Dilma: ‘Gleisi é vítima de investigações ilegais e abusivas’

A ex-presidente Dilma Rousseff se pronunciou, por meio de nota divulgada em suas redes sociais, nesta segunda-feira (18), sobre o julgamento de denúncia contra a senadora e presidente do PT, Gleisi Hoffmann (PR), na Lava Jato.

“A presidenta do PT é vítima de perseguição movida por meio de delações mentirosas e sem provas, obtidas em investigações ilegais e abusivas”, disse a ex-presidente. “O processo contra Gleisi, o ex-ministro e ex-deputado federal Paulo Bernardo e o empresário Ernesto Kugler tem todas as características de uma farsa, repleta de mentiras evidentes e depoimentos contraditórios”, completou.
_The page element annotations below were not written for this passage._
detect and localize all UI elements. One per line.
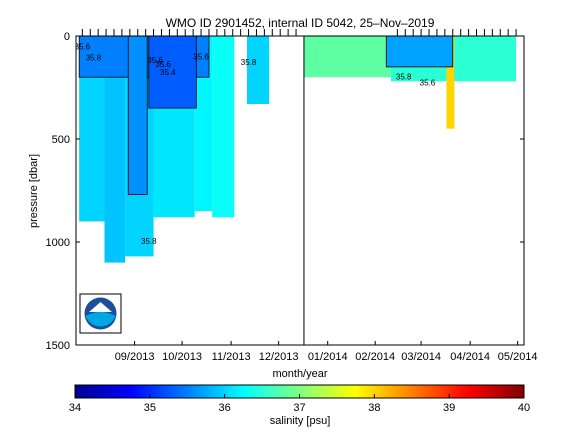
plot-frame <box>75 35 525 346</box>
x-tick-label: 11/2013 <box>212 351 251 363</box>
x-tick-label: 12/2013 <box>259 351 299 363</box>
fresh-core-region <box>385 36 454 68</box>
salinity-panel <box>104 36 126 263</box>
plot-area: 35.635.8 35.635.635.435.635.835.835.835.6 <box>75 36 517 263</box>
contour-label: 35.6 <box>147 56 163 65</box>
colorbar-tick-label: 35 <box>144 402 156 414</box>
contour-label: 35.6 <box>420 78 436 87</box>
axes: 09/2013 10/2013 11/2013 12/2013 01/2014 02/20… <box>46 29 538 363</box>
fresh-core-region <box>127 36 148 196</box>
contour-label: 35.8 <box>241 58 257 67</box>
x-tick-label: 03/2014 <box>401 351 441 363</box>
contour-label: 35.8 <box>141 237 157 246</box>
x-tick-label: 10/2013 <box>162 351 202 363</box>
colorbar-tick-label: 38 <box>368 402 380 414</box>
colorbar-tick-label: 36 <box>219 402 231 414</box>
fresh-core-region <box>148 36 197 109</box>
colorbar-tick-label: 40 <box>518 402 530 414</box>
y-tick-label: 0 <box>64 31 70 43</box>
colorbar-tick-label: 34 <box>69 402 81 414</box>
contour-label: 35.8 <box>86 54 102 63</box>
contour-label: 35.4 <box>160 68 176 77</box>
salinity-panel <box>194 36 213 212</box>
y-tick-label: 1500 <box>46 340 70 352</box>
chart-title: WMO ID 2901452, internal ID 5042, 25–Nov… <box>166 16 435 30</box>
colorbar-label: salinity [psu] <box>270 415 331 427</box>
noaa-logo <box>79 293 122 334</box>
colorbar-tick-label: 37 <box>293 402 305 414</box>
x-tick-label: 02/2014 <box>355 351 395 363</box>
contour-label: 35.6 <box>75 42 91 51</box>
salinity-panel <box>246 36 270 104</box>
contour-label: 35.8 <box>396 72 412 81</box>
x-axis-label: month/year <box>272 368 327 380</box>
colorbar-ticks: 34 35 36 37 38 39 40 <box>69 394 530 414</box>
y-tick-label: 1000 <box>46 237 70 249</box>
y-tick-label: 500 <box>52 134 70 146</box>
colorbar-tick-label: 39 <box>443 402 455 414</box>
x-tick-label: 04/2014 <box>450 351 490 363</box>
x-tick-label: 05/2014 <box>498 351 538 363</box>
x-tick-label: 09/2013 <box>115 351 155 363</box>
contour-label: 35.6 <box>193 53 209 62</box>
x-tick-label: 01/2014 <box>308 351 348 363</box>
contour-label: 35.6 <box>155 60 171 69</box>
salinity-panel <box>446 36 455 129</box>
salinity-panel <box>212 36 235 218</box>
y-axis-label: pressure [dbar] <box>28 154 40 228</box>
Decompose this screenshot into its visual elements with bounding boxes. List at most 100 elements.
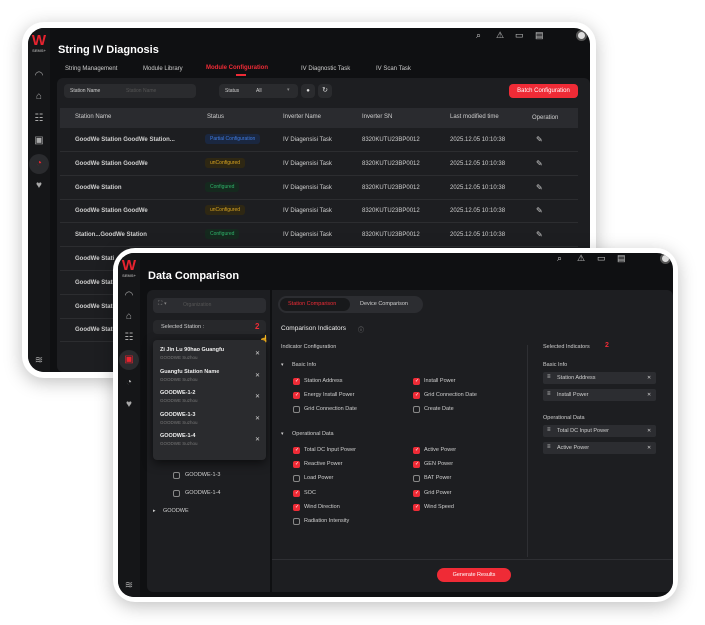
station-name-input[interactable]: Station Name	[126, 88, 157, 94]
selected-indicator-chip[interactable]: ≡ Total DC Input Power ✕	[543, 425, 656, 437]
remove-icon[interactable]: ✕	[254, 437, 260, 443]
indicator-checkbox[interactable]	[413, 406, 420, 414]
indicator-checkbox[interactable]	[413, 447, 420, 454]
device-icon[interactable]: ☷	[34, 113, 44, 124]
indicator-checkbox[interactable]	[293, 518, 300, 525]
indicator-label[interactable]: Grid Power	[424, 489, 452, 496]
remove-icon[interactable]: ✕	[647, 375, 652, 381]
remove-icon[interactable]: ✕	[254, 372, 260, 379]
station-name-filter[interactable]: Station Name Station Name	[64, 84, 196, 98]
remove-icon[interactable]: ✕	[254, 351, 260, 357]
indicator-label[interactable]: SOC	[304, 489, 316, 496]
refresh-button[interactable]: ↻	[318, 84, 332, 98]
home-icon[interactable]: ⌂	[35, 91, 43, 102]
avatar[interactable]	[660, 253, 671, 264]
drag-handle-icon[interactable]: ≡	[547, 374, 551, 380]
indicator-checkbox[interactable]	[413, 475, 420, 483]
remove-icon[interactable]: ✕	[647, 428, 652, 434]
selected-indicator-chip[interactable]: ≡ Station Address ✕	[543, 372, 656, 384]
status-select[interactable]: Status All ▾	[219, 84, 298, 98]
alarm-icon[interactable]: ⚠	[577, 253, 586, 263]
indicator-checkbox[interactable]	[293, 489, 300, 497]
indicator-label[interactable]: Grid Connection Date	[424, 392, 477, 399]
indicator-label[interactable]: Create Date	[424, 406, 454, 413]
organization-select[interactable]: ⛶ ▾ Organization	[153, 298, 266, 313]
drag-handle-icon[interactable]: ≡	[547, 391, 551, 397]
indicator-checkbox[interactable]	[413, 392, 420, 400]
indicator-label[interactable]: Wind Speed	[424, 503, 454, 510]
indicator-label[interactable]: Station Address	[304, 378, 343, 384]
help-icon[interactable]: ⓘ	[358, 328, 365, 334]
tab-module-library[interactable]: Module Library	[143, 66, 183, 72]
indicator-label[interactable]: Reactive Power	[304, 461, 343, 468]
indicator-checkbox[interactable]	[413, 503, 420, 511]
dashboard-icon[interactable]: ◠	[34, 70, 44, 81]
indicator-checkbox[interactable]	[293, 503, 300, 511]
tab-module-configuration[interactable]: Module Configuration	[206, 65, 268, 71]
caret-down-icon[interactable]: ▾	[281, 362, 284, 368]
indicator-checkbox[interactable]	[293, 392, 300, 400]
diagnosis-icon[interactable]: ◔	[125, 377, 133, 388]
feedback-icon[interactable]: ▭	[597, 253, 606, 263]
tab-device-comparison[interactable]: Device Comparison	[360, 301, 408, 307]
indicator-checkbox[interactable]	[413, 489, 420, 497]
indicator-checkbox[interactable]	[413, 461, 420, 469]
remove-icon[interactable]: ✕	[647, 445, 652, 451]
indicator-checkbox[interactable]	[413, 378, 420, 385]
indicator-checkbox[interactable]	[293, 447, 300, 454]
selected-indicator-chip[interactable]: ≡ Active Power ✕	[543, 442, 656, 454]
remove-icon[interactable]: ✕	[647, 392, 652, 398]
home-icon[interactable]: ⌂	[125, 311, 133, 322]
search-icon[interactable]: ⌕	[476, 30, 482, 40]
indicator-checkbox[interactable]	[293, 475, 300, 483]
tree-item[interactable]: GOODWE-1-3	[185, 472, 221, 478]
indicator-checkbox[interactable]	[293, 406, 300, 414]
report-icon[interactable]: ▣	[119, 350, 139, 370]
indicator-label[interactable]: Grid Connection Date	[304, 406, 357, 413]
feedback-icon[interactable]: ▭	[515, 30, 524, 40]
edit-icon[interactable]: ✎	[536, 230, 543, 240]
avatar[interactable]	[576, 30, 587, 41]
layers-icon[interactable]: ≋	[34, 355, 44, 366]
selected-indicator-chip[interactable]: ≡ Install Power ✕	[543, 389, 656, 401]
message-icon[interactable]: ▤	[535, 30, 544, 40]
dashboard-icon[interactable]: ◠	[124, 290, 134, 301]
tree-item[interactable]: GOODWE	[163, 508, 189, 514]
edit-icon[interactable]: ✎	[536, 135, 543, 144]
indicator-checkbox[interactable]	[293, 461, 300, 469]
indicator-checkbox[interactable]	[293, 378, 300, 385]
health-icon[interactable]: ♥	[126, 399, 132, 410]
drag-handle-icon[interactable]: ≡	[547, 444, 551, 450]
search-icon[interactable]: ⌕	[557, 253, 563, 263]
organization-input[interactable]: Organization	[183, 302, 212, 308]
indicator-label[interactable]: Radiation Intensity	[304, 518, 350, 524]
indicator-label[interactable]: Wind Direction	[304, 503, 340, 510]
tab-iv-scan-task[interactable]: IV Scan Task	[376, 66, 411, 72]
selected-station-bar[interactable]: Selected Station : 2	[153, 320, 266, 334]
batch-configuration-button[interactable]: Batch Configuration	[509, 84, 578, 98]
indicator-label[interactable]: Total DC Input Power	[304, 447, 356, 453]
drag-handle-icon[interactable]: ≡	[547, 427, 551, 433]
tree-checkbox[interactable]	[173, 490, 180, 497]
tree-checkbox[interactable]	[173, 472, 180, 479]
edit-icon[interactable]: ✎	[536, 158, 543, 168]
indicator-label[interactable]: BAT Power	[424, 475, 452, 482]
indicator-label[interactable]: Active Power	[424, 447, 457, 453]
tab-station-comparison[interactable]: Station Comparison	[280, 298, 350, 311]
health-icon[interactable]: ♥	[36, 180, 42, 191]
tab-string-management[interactable]: String Management	[65, 66, 118, 72]
caret-right-icon[interactable]: ▸	[153, 508, 156, 514]
report-icon[interactable]: ▣	[34, 135, 44, 146]
alarm-icon[interactable]: ⚠	[496, 30, 505, 40]
caret-down-icon[interactable]: ▾	[281, 431, 284, 437]
edit-icon[interactable]: ✎	[536, 206, 543, 216]
device-icon[interactable]: ☷	[124, 332, 134, 343]
edit-icon[interactable]: ✎	[536, 182, 543, 192]
remove-icon[interactable]: ✕	[254, 415, 260, 422]
message-icon[interactable]: ▤	[617, 253, 626, 263]
remove-icon[interactable]: ✕	[254, 394, 260, 400]
indicator-label[interactable]: Load Power	[304, 475, 334, 482]
indicator-label[interactable]: GEN Power	[424, 461, 454, 468]
indicator-label[interactable]: Install Power	[424, 378, 456, 384]
tree-item[interactable]: GOODWE-1-4	[185, 490, 221, 496]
Ela ainda criticou o vazamentos de informações à imprensa. “Os réus que acusam Gleisi Hoffman foram mudando suas denúncias, feitas originalmente em 2014, à medida que eram desmentidos pela verdade dos fatos, embora suas delações já tivessem sido criminosamente divulgadas para a mídia. O inquérito aberto pela Polícia Federal era secreto e, no entanto, foi vazado para a imprensa, a fim de destruir a reputação dos acusados, notadamente Gleisi Hoffmann”, pontuou.

Denúncia

Gleisi e seu marido, o ex-ministro do Planejamento Paulo Bernardo, são acusados pela Procuradoria-Geral da República (PGR) nos crimes de corrupção e lavagem de dinheiro. Nesta terça-feira (19), os cinco ministros que compõem a Segunda Turma do Supremo Tribunal Federal (STF) devem decidir pela condenação ou absolvição dos dois. As informações são da Agência Brasil.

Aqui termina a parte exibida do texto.